Growing Demand
Aging baby boomers and shifting regulations have created a greater demand for new and specialized outpatient facilities, particularly in services such as cardiology, oncology, and orthopedics. Over the last decade, patients have spent almost twice as much for outpatient care as they have for traditional hospital care. Procedures that once demanded overnight hospital visits are quickly shifting to outpatient care, where the growing demand is attractive to many developers and medical real estate investors.
High Occupancy, Low Turnover
Doctors, historically, have committed to long-term leases (5 to 10 years) and have much more favorable renewal rates than traditional office buildings. Medical office tenants also tend to spend more capital to install specialty equipment and customize their office, making it burdensome to relocate. As a result, medical office buildings have averaged an occupancy of 92% nationwide as compared with 84% for traditional office buildings.
Increasing Availability
In the past, many institutional healthcare providers had financial incentives, such as cost-based reimbursement systems, to own the real estate related to their operations. As the delivery system for healthcare has evolved, however, providers have increasingly sought to monetize real estate assets and focus the proceeds on new technology, equipment, and services.

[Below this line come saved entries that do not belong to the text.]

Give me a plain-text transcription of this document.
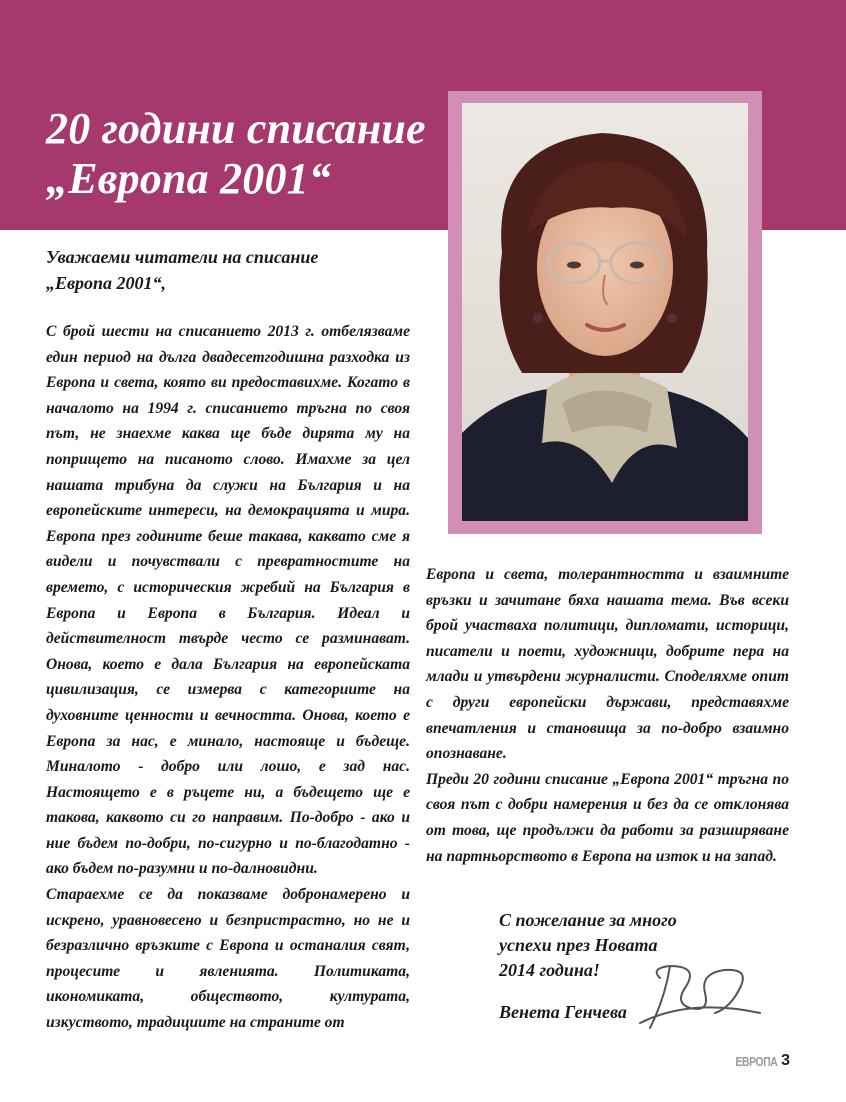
20 години списание
„Европа 2001“
Уважаеми читатели на списание
„Европа 2001“,

С брой шести на списанието 2013 г. отбелязваме един период на дълга двадесетгодишна разходка из Европа и света, която ви предоставихме. Когато в началото на 1994 г. списанието тръгна по своя път, не знаехме каква ще бъде дирята му на попрището на писаното слово. Имахме за цел нашата трибуна да служи на България и на европейските интереси, на демокрацията и мира. Европа през годините беше такава, каквато сме я видели и почувствали с превратностите на времето, с историческия жребий на България в Европа и Европа в България. Идеал и действителност твърде често се разминават. Онова, което е дала България на европейската цивилизация, се измерва с категориите на духовните ценности и вечността. Онова, което е Европа за нас, е минало, настояще и бъдеще. Миналото - добро или лошо, е зад нас. Настоящето е в ръцете ни, а бъдещето ще е такова, каквото си го направим. По-добро - ако и ние бъдем по-добри, по-сигурно и по-благодатно - ако бъдем по-разумни и по-далновидни.

Стараехме се да показваме добронамерено и искрено, уравновесено и безпристрастно, но не и безразлично връзките с Европа и останалия свят, процесите и явленията. Политиката, икономиката, обществото, културата, изкуството, традициите на страните от

Европа и света, толерантността и взаимните връзки и зачитане бяха нашата тема. Във всеки брой участваха политици, дипломати, историци, писатели и поети, художници, добрите пера на млади и утвърдени журналисти. Споделяхме опит с други европейски държави, представяхме впечатления и становища за по-добро взаимно опознаване.

Преди 20 години списание „Европа 2001“ тръгна по своя път с добри намерения и без да се отклонява от това, ще продължи да работи за разширяване на партньорството в Европа на изток и на запад.

С пожелание за много
успехи през Новата
2014 година!
Венета Генчева
ЕВРОПА 3
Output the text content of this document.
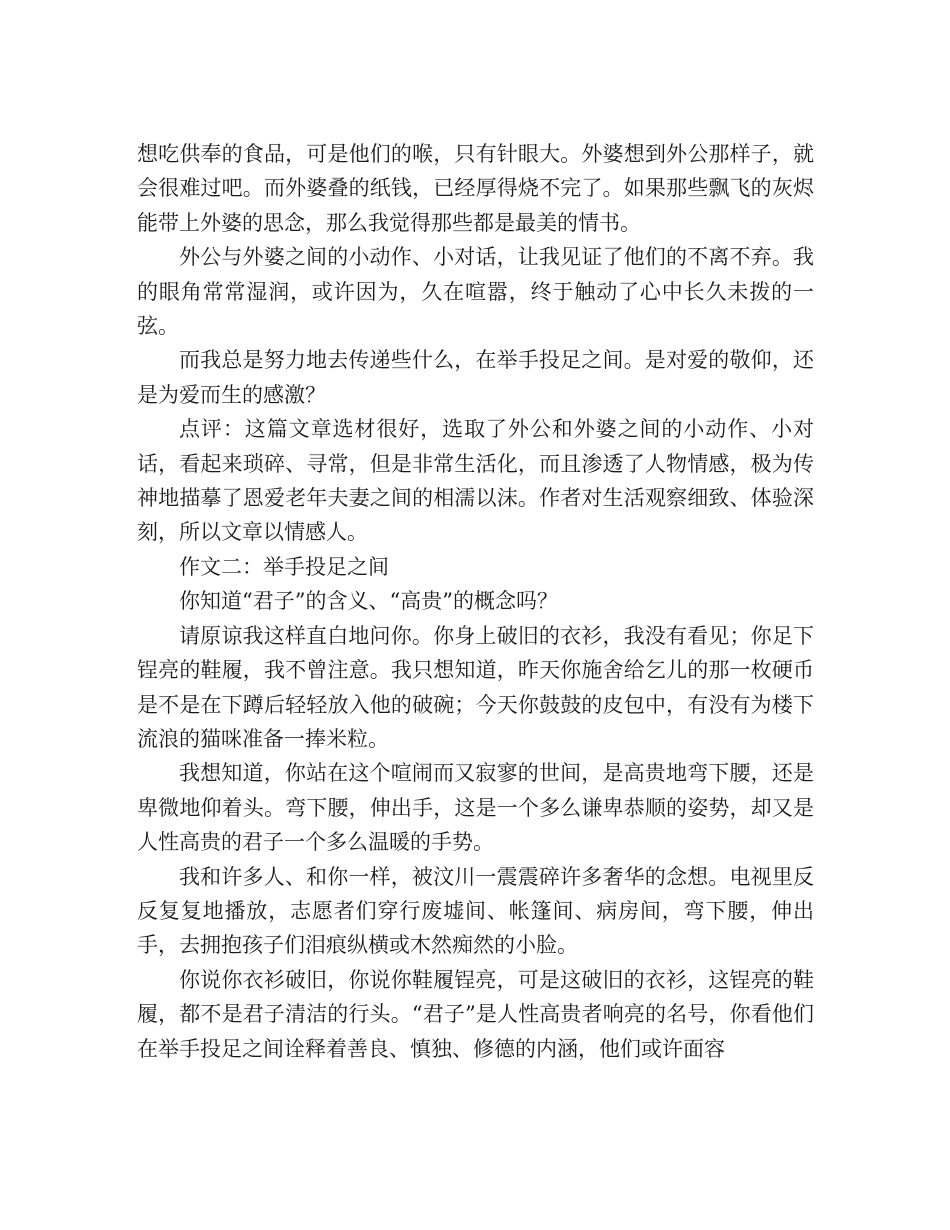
想吃供奉的食品，可是他们的喉，只有针眼大。外婆想到外公那样子，就会很难过吧。而外婆叠的纸钱，已经厚得烧不完了。如果那些飘飞的灰烬能带上外婆的思念，那么我觉得那些都是最美的情书。

外公与外婆之间的小动作、小对话，让我见证了他们的不离不弃。我的眼角常常湿润，或许因为，久在喧嚣，终于触动了心中长久未拨的一弦。

而我总是努力地去传递些什么，在举手投足之间。是对爱的敬仰，还是为爱而生的感激？

点评：这篇文章选材很好，选取了外公和外婆之间的小动作、小对话，看起来琐碎、寻常，但是非常生活化，而且渗透了人物情感，极为传神地描摹了恩爱老年夫妻之间的相濡以沫。作者对生活观察细致、体验深刻，所以文章以情感人。

作文二：举手投足之间

你知道“君子”的含义、“高贵”的概念吗？

请原谅我这样直白地问你。你身上破旧的衣衫，我没有看见；你足下锃亮的鞋履，我不曾注意。我只想知道，昨天你施舍给乞儿的那一枚硬币是不是在下蹲后轻轻放入他的破碗；今天你鼓鼓的皮包中，有没有为楼下流浪的猫咪准备一捧米粒。

我想知道，你站在这个喧闹而又寂寥的世间，是高贵地弯下腰，还是卑微地仰着头。弯下腰，伸出手，这是一个多么谦卑恭顺的姿势，却又是人性高贵的君子一个多么温暖的手势。

我和许多人、和你一样，被汶川一震震碎许多奢华的念想。电视里反反复复地播放，志愿者们穿行废墟间、帐篷间、病房间，弯下腰，伸出手，去拥抱孩子们泪痕纵横或木然痴然的小脸。

你说你衣衫破旧，你说你鞋履锃亮，可是这破旧的衣衫，这锃亮的鞋履，都不是君子清洁的行头。“君子”是人性高贵者响亮的名号，你看他们在举手投足之间诠释着善良、慎独、修德的内涵，他们或许面容
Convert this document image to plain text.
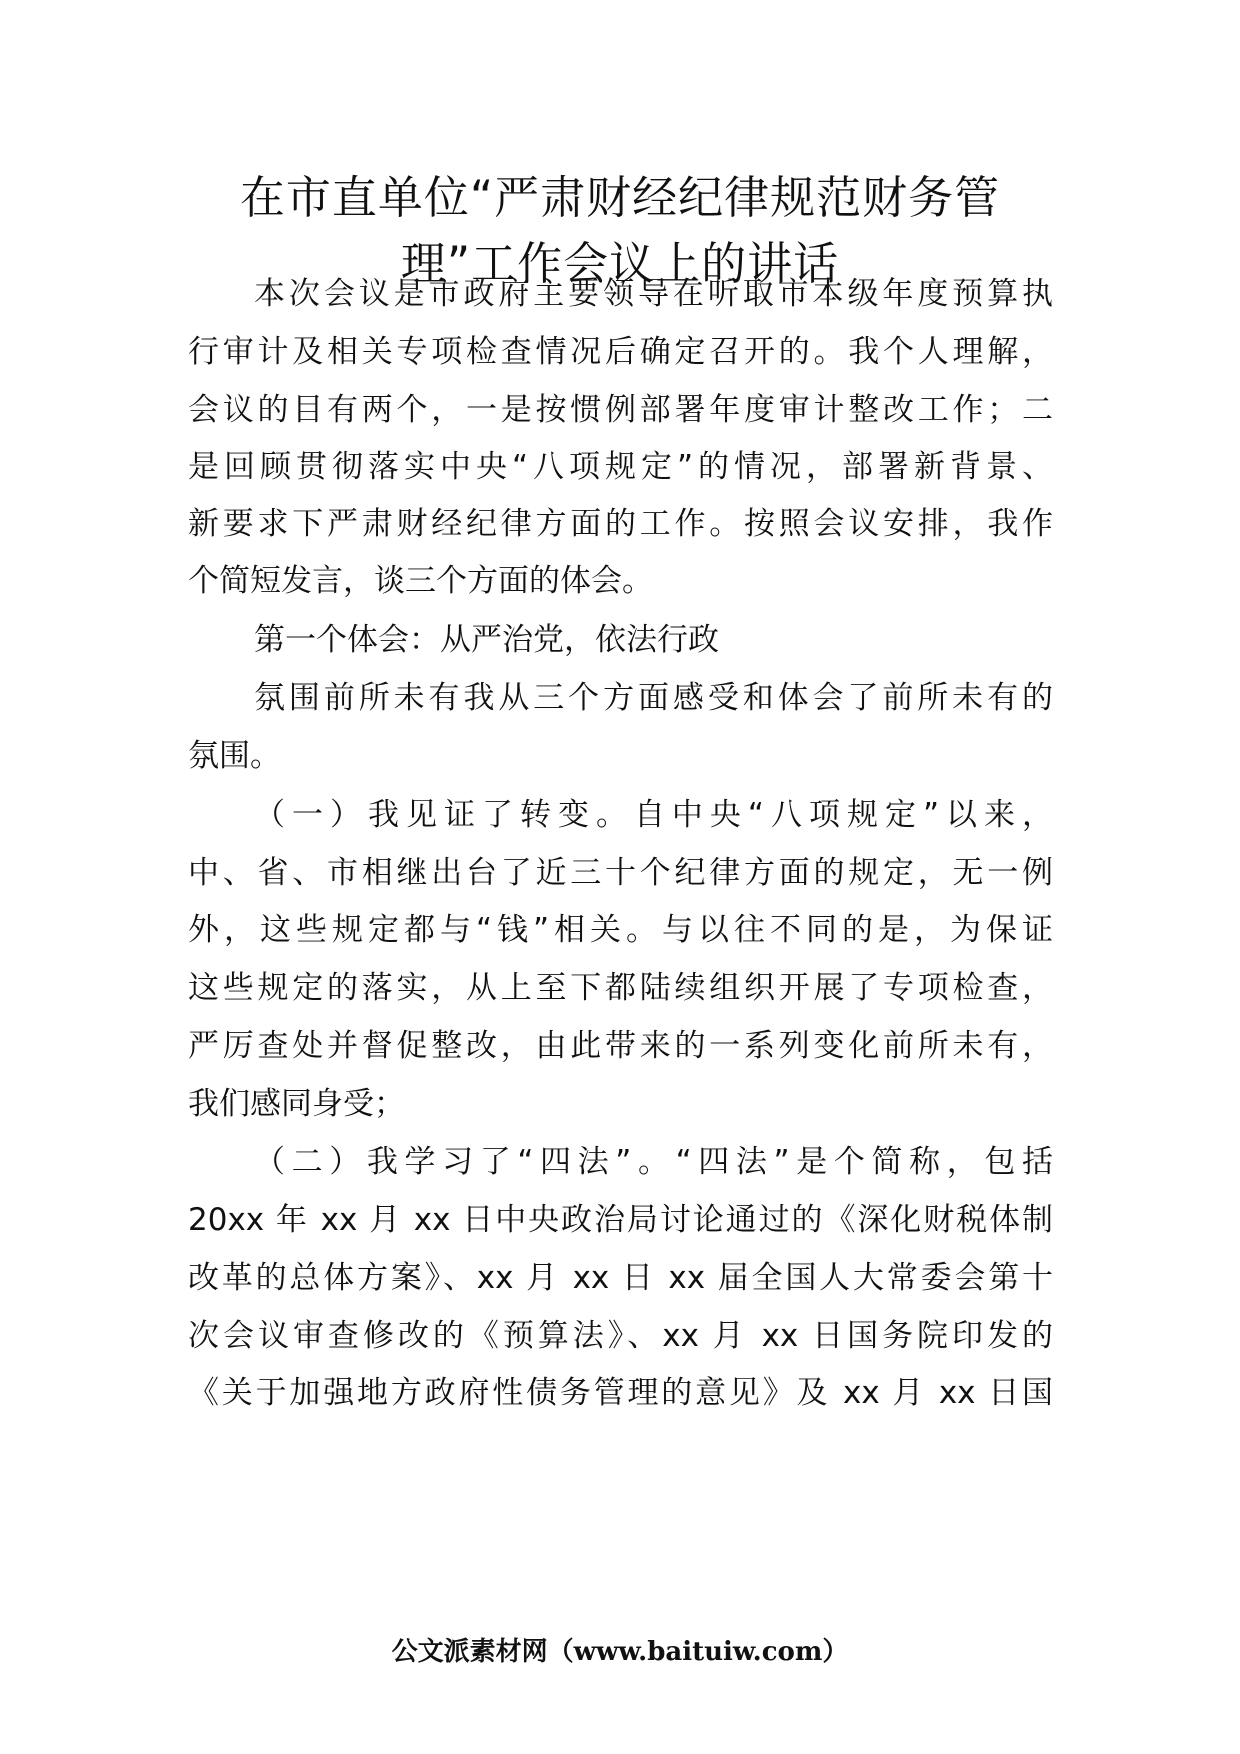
在市直单位“严肃财经纪律规范财务管
理”工作会议上的讲话

本次会议是市政府主要领导在听取市本级年度预算执

行审计及相关专项检查情况后确定召开的。我个人理解，

会议的目有两个，一是按惯例部署年度审计整改工作；二

是回顾贯彻落实中央“八项规定”的情况，部署新背景、

新要求下严肃财经纪律方面的工作。按照会议安排，我作

个简短发言，谈三个方面的体会。

第一个体会：从严治党，依法行政

氛围前所未有我从三个方面感受和体会了前所未有的

氛围。

（一）我见证了转变。自中央“八项规定”以来，

中、省、市相继出台了近三十个纪律方面的规定，无一例

外，这些规定都与“钱”相关。与以往不同的是，为保证

这些规定的落实，从上至下都陆续组织开展了专项检查，

严厉查处并督促整改，由此带来的一系列变化前所未有，

我们感同身受；

（二）我学习了“四法”。“四法”是个简称，包括

20xx 年 xx 月 xx 日中央政治局讨论通过的《深化财税体制

改革的总体方案》、xx 月 xx 日 xx 届全国人大常委会第十

次会议审查修改的《预算法》、xx 月 xx 日国务院印发的

《关于加强地方政府性债务管理的意见》及 xx 月 xx 日国

公文派素材网（www.baituiw.com）
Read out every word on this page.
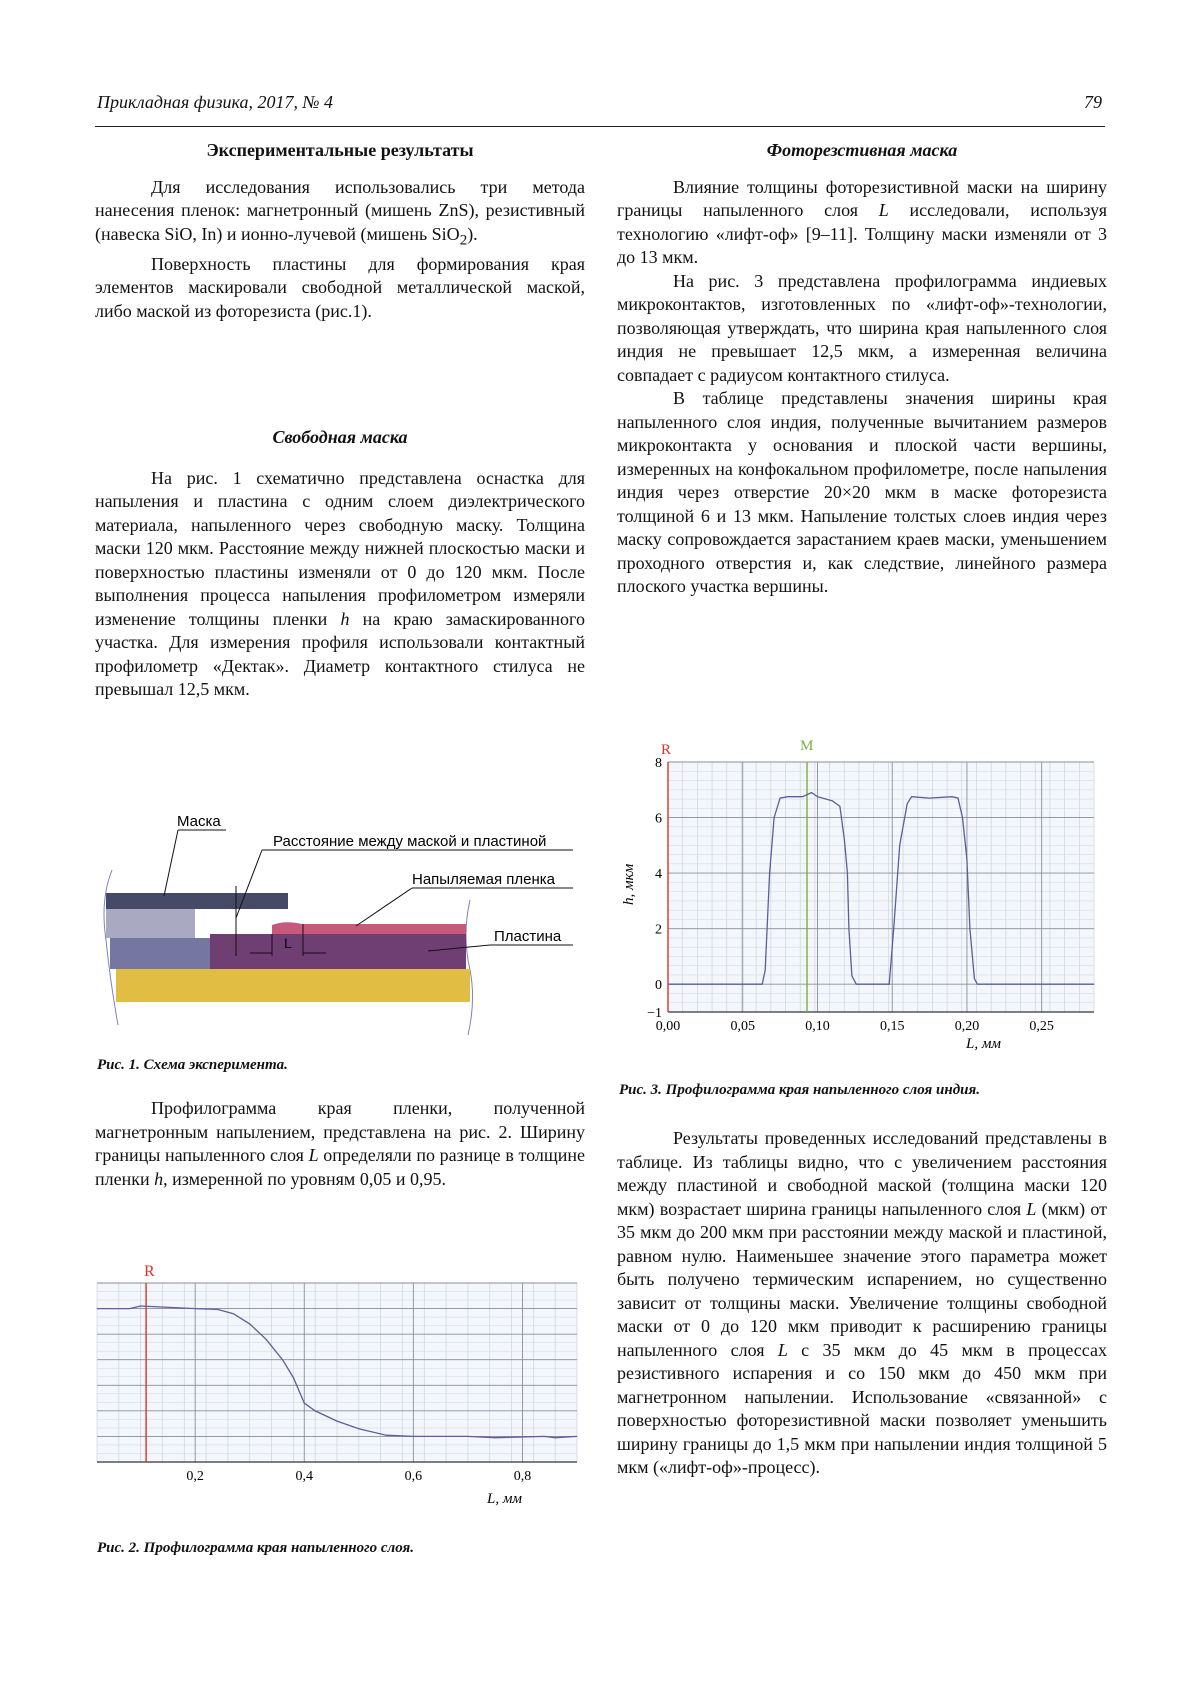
Прикладная физика, 2017, № 4	79

Экспериментальные результаты

Для исследования использовались три метода нанесения пленок: магнетронный (мишень ZnS), резистивный (навеска SiO, In) и ионно-лучевой (мишень SiO$_2$).

Поверхность пластины для формирования края элементов маскировали свободной металлической маской, либо маской из фоторезиста (рис.1).

Свободная маска

На рис. 1 схематично представлена оснастка для напыления и пластина с одним слоем диэлектрического материала, напыленного через свободную маску. Толщина маски 120 мкм. Расстояние между нижней плоскостью маски и поверхностью пластины изменяли от 0 до 120 мкм. После выполнения процесса напыления профилометром измеряли изменение толщины пленки h на краю замаскированного участка. Для измерения профиля использовали контактный профилометр «Дектак». Диаметр контактного стилуса не превышал 12,5 мкм.

Маска
Расстояние между маской и пластиной
Напыляемая пленка
Пластина
L
Рис. 1. Схема эксперимента.

Профилограмма края пленки, полученной магнетронным напылением, представлена на рис. 2. Ширину границы напыленного слоя L определяли по разнице в толщине пленки h, измеренной по уровням 0,05 и 0,95.

0,2	0,4	0,6	0,8
R
L, мм
Рис. 2. Профилограмма края напыленного слоя.

Фоторезстивная маска

Влияние толщины фоторезистивной маски на ширину границы напыленного слоя L исследовали, используя технологию «лифт-оф» [9–11]. Толщину маски изменяли от 3 до 13 мкм.

На рис. 3 представлена профилограмма индиевых микроконтактов, изготовленных по «лифт-оф»-технологии, позволяющая утверждать, что ширина края напыленного слоя индия не превышает 12,5 мкм, а измеренная величина совпадает с радиусом контактного стилуса.

В таблице представлены значения ширины края напыленного слоя индия, полученные вычитанием размеров микроконтакта у основания и плоской части вершины, измеренных на конфокальном профилометре, после напыления индия через отверстие 20×20 мкм в маске фоторезиста толщиной 6 и 13 мкм. Напыление толстых слоев индия через маску сопровождается зарастанием краев маски, уменьшением проходного отверстия и, как следствие, линейного размера плоского участка вершины.

0,00	0,05	0,10	0,15	0,20	0,25
−1
0
2
4
6
8
R	M
h, мкм
L, мм
Рис. 3. Профилограмма края напыленного слоя индия.

Результаты проведенных исследований представлены в таблице. Из таблицы видно, что с увеличением расстояния между пластиной и свободной маской (толщина маски 120 мкм) возрастает ширина границы напыленного слоя L (мкм) от 35 мкм до 200 мкм при расстоянии между маской и пластиной, равном нулю. Наименьшее значение этого параметра может быть получено термическим испарением, но существенно зависит от толщины маски. Увеличение толщины свободной маски от 0 до 120 мкм приводит к расширению границы напыленного слоя L с 35 мкм до 45 мкм в процессах резистивного испарения и со 150 мкм до 450 мкм при магнетронном напылении. Использование «связанной» с поверхностью фоторезистивной маски позволяет уменьшить ширину границы до 1,5 мкм при напылении индия толщиной 5 мкм («лифт-оф»-процесс).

This creates an opportunity for Ziegler Real Estate to meet the needs of healthcare providers while they concentrate resources on growing their core business.
Efficient Patient Care
Physicians increasingly are seeking to provide a full range of medical services in a single location for the convenience of both patients and physicians. State-of-the-art scanning and detection equipment in a central location can facilitate earlier detection of disease. Likewise, surgery suites in close proximity to physicians' offices allow surgeons to more efficiently schedule and perform surgical procedures, thus improving overall patient care.